In Nigeria, the Cybercrime Act was enacted in 2015 and was subsequently amended in 2024, but there is still the issue of weak enforcement and lack of technical expertise, misuse and abuse, poor inter-agency coordination, broad language and ambiguity, slow justice, as well as limited public awareness.

Tackling the menace going forward
TO effectively address the rising cyber-attack incidents in Nigeria, a multi-faceted approach is needed.

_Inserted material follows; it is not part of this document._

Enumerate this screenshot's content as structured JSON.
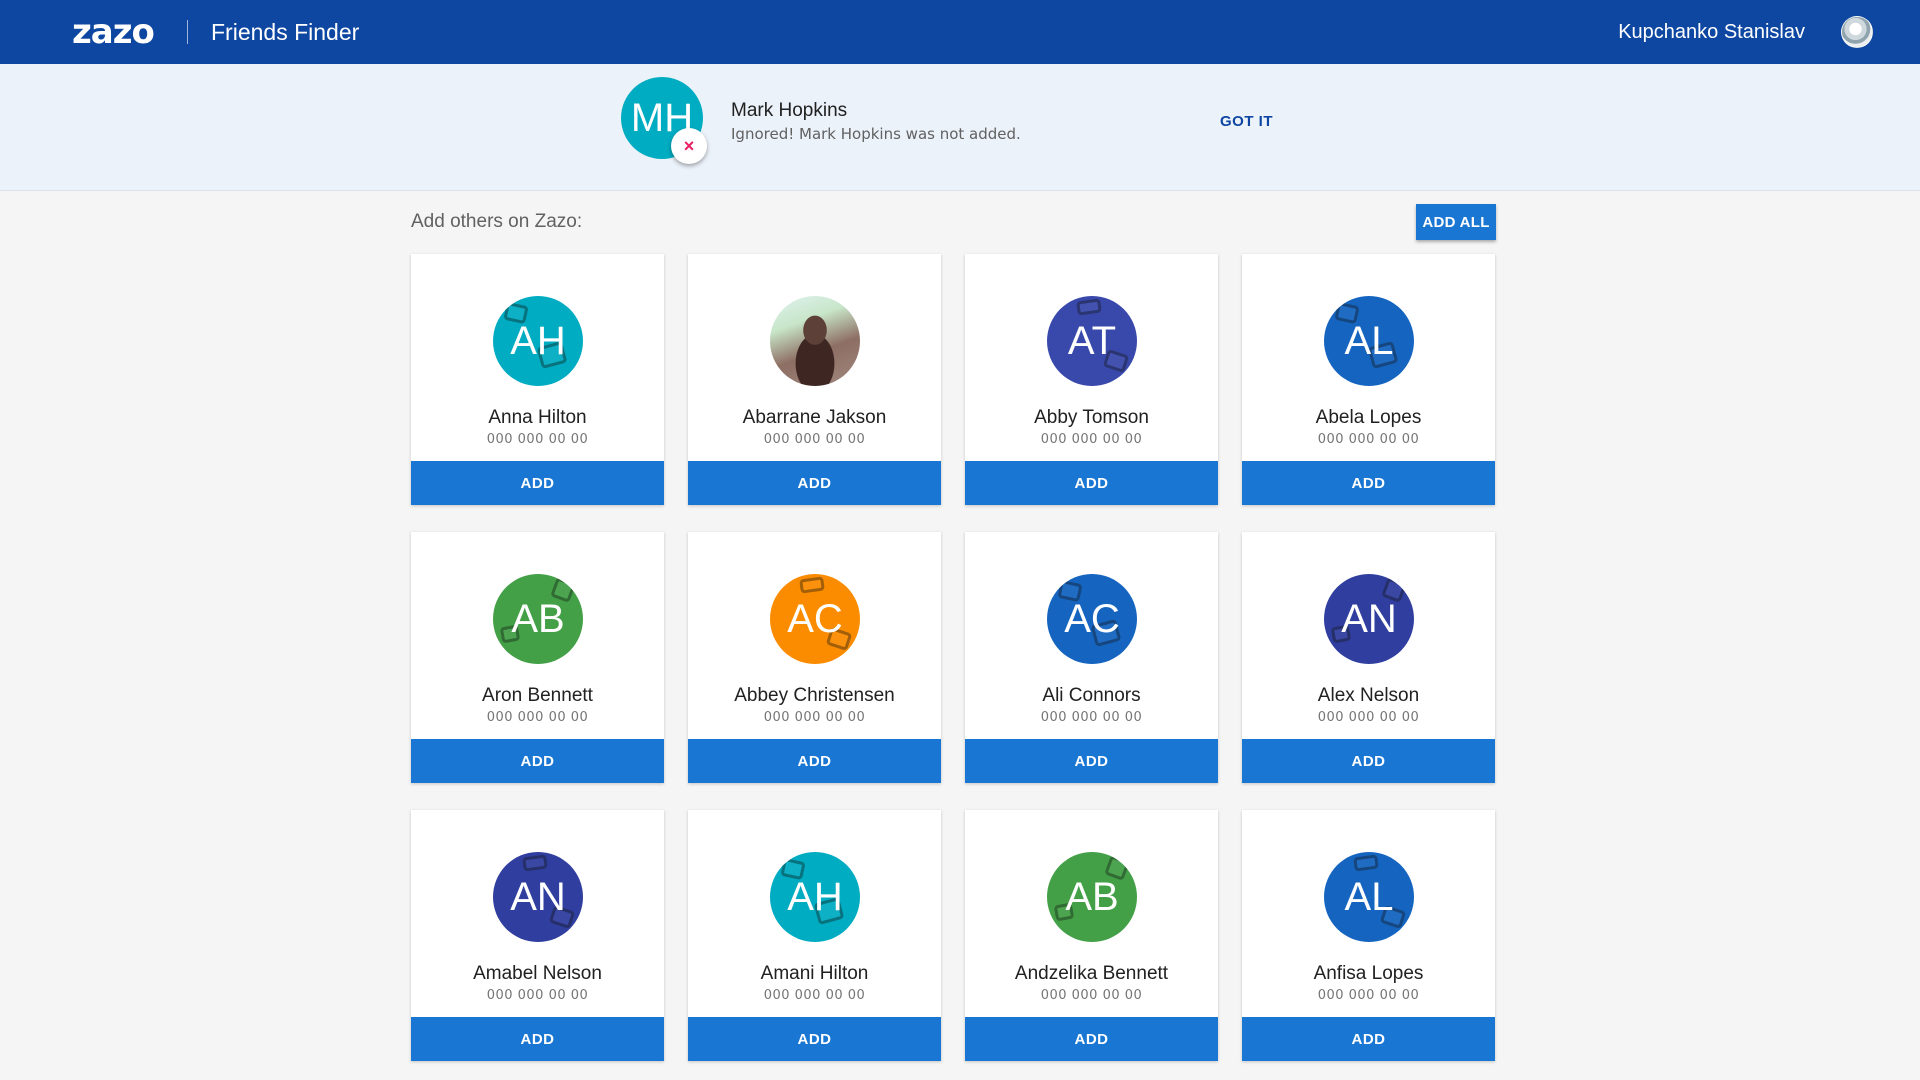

This includes strengthening cybersecurity legislation, investing in advanced technologies, promoting public awareness, fostering local cybersecurity expertise, and enhancing collaboration between the public and private sectors.
 
A cybersecurity expert, Ademola Adekunle, said nations and organisations should embrace collaboration and information sharing on cyber breaches.
 
According to him, keeping silence on the part of organisations that had been attacked would not help others, stressing that full disclosure, synergy and information sharing on reported cyber-attacks and how it was managed would guide other organisations to put preventive and countermeasures in place.
 
He called on organisations to constantly upgrade their technology to counter cyber-attacks, urging them to have data backups.
 
Adekunle further emphasised the need to build cybersecurity intelligence quotient, which will comprise Augmented Intelligence to check what is happening on the system in real-time, Anticipatory Intelligence to analyse what could happen, and Assistive Intelligence to determine what needs to be done.